Palliative care in Canada needs a new look, says a pair of experts who have watched the country’s health-care landscape drastically change along with an aging population.
Where once cancer caused the most need for specialized end-of-life care, today a myriad of afflictions, including Alzheimer’s, Parkinson’s, lung and heart diseases, have presented caregivers with a lot more to consider, forcing new ways of doing business upon them.
Jose Pereria, a professor and head of the palliative care division at the University of Ottawa, said patients with different illnesses have different needs. Caregivers need the facilities and training to deal with them.
It’s not like it used to be, he said.
"For example, a person may still have many months of life left, and be treated for cancer or for end-stage heart disease, and experience a severe shortage of pain or shortness of breath, depression or anxiety and need to have that controlled," Pereria said on Wednesday before the start of a two-day forum on palliative care being held in Thunder Bay.

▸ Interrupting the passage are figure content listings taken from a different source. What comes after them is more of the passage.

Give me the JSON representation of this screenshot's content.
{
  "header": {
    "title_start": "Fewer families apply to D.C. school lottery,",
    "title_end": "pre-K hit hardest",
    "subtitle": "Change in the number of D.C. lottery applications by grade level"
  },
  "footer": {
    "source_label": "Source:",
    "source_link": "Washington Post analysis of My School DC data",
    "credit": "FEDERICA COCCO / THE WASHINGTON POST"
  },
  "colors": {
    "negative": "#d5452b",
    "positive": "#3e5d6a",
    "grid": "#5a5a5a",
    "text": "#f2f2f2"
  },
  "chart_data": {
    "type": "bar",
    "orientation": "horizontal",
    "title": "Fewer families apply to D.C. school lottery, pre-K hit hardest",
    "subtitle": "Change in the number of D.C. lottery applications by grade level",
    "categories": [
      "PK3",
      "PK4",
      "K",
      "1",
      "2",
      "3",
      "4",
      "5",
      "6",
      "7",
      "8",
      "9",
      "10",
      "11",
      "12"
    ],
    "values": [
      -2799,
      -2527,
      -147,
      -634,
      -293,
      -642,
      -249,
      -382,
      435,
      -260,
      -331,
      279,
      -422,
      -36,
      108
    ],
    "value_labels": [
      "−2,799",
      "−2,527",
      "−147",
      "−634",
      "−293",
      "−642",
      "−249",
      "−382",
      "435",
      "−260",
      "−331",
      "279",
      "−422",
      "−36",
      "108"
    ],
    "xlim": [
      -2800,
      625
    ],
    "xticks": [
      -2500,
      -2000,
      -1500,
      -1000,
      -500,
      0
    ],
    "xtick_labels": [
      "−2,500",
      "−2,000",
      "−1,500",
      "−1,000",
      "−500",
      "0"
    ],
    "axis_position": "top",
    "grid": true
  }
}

"We need to have the expertise and the resources to be able to address the needs of those patients at that particular time, get things under control so they can stay in the community and live the best quality of life they can in whatever time they have left."
Patients in the last few days of life may have different needs, he continued.
Caregivers must be able to ensure that pain is controlled, but still allow them to communicate with grieving loved ones and be aware of their surroundings.
The system is starting to make the necessary adjustments, but it’s happening slowly, he said. The goal must be to start palliative care earlier and steer away from associating it solely with impending death.
"Because of that many patients are reluctant to access palliative care services because they don’t want to go there – even though they would benefit enormously from it. Also there are health professionals who don’t want to refer patients to palliative care services, or activate palliative care approach, because they’re concerned they may increase the distress of a person," Pereria said.
Mary Lou Kelley, a professor in the school of social work at Lakehead University’s and a research affiliate at the school’s Centre for Education and Research on Aging and Health, – hosts of the biannual Passport to Palliative Care conference – said locally a great job has been done improving home-care, but there’s more work to be done in easing the suffering of those who choose to live out their lives in long-term care facilities.
Change can come, but it will take a readjustment of community core values and attitudes, she said.
"Death is inevitable. One hundred per cent of people die. And most deaths now are expected deaths, because of the aging population, because of chronic disease. But we’ve created a culture in which it’s not really OK to talk about it, to plan for it, and we view death as a crisis," she said.
"It’s always sad, but it doesn’t have to be a crisis. And I think if we take a much more planned, thoughtful approach, we’ll be much, much better able to provide care to people how they want it and where they want it."
Kelley would like to see a freestanding hospice unit built in the city, an asset that would allow long-term care patients to get the care they need, but in a home-like environment, but can’t do so in their own home.
"That is a gap. And we need to always improve the integration of our health-care system for people who are dying. While our programs are good, they don’t work as well together as they might."
The issue is being addressed at a regional level, Kelley said.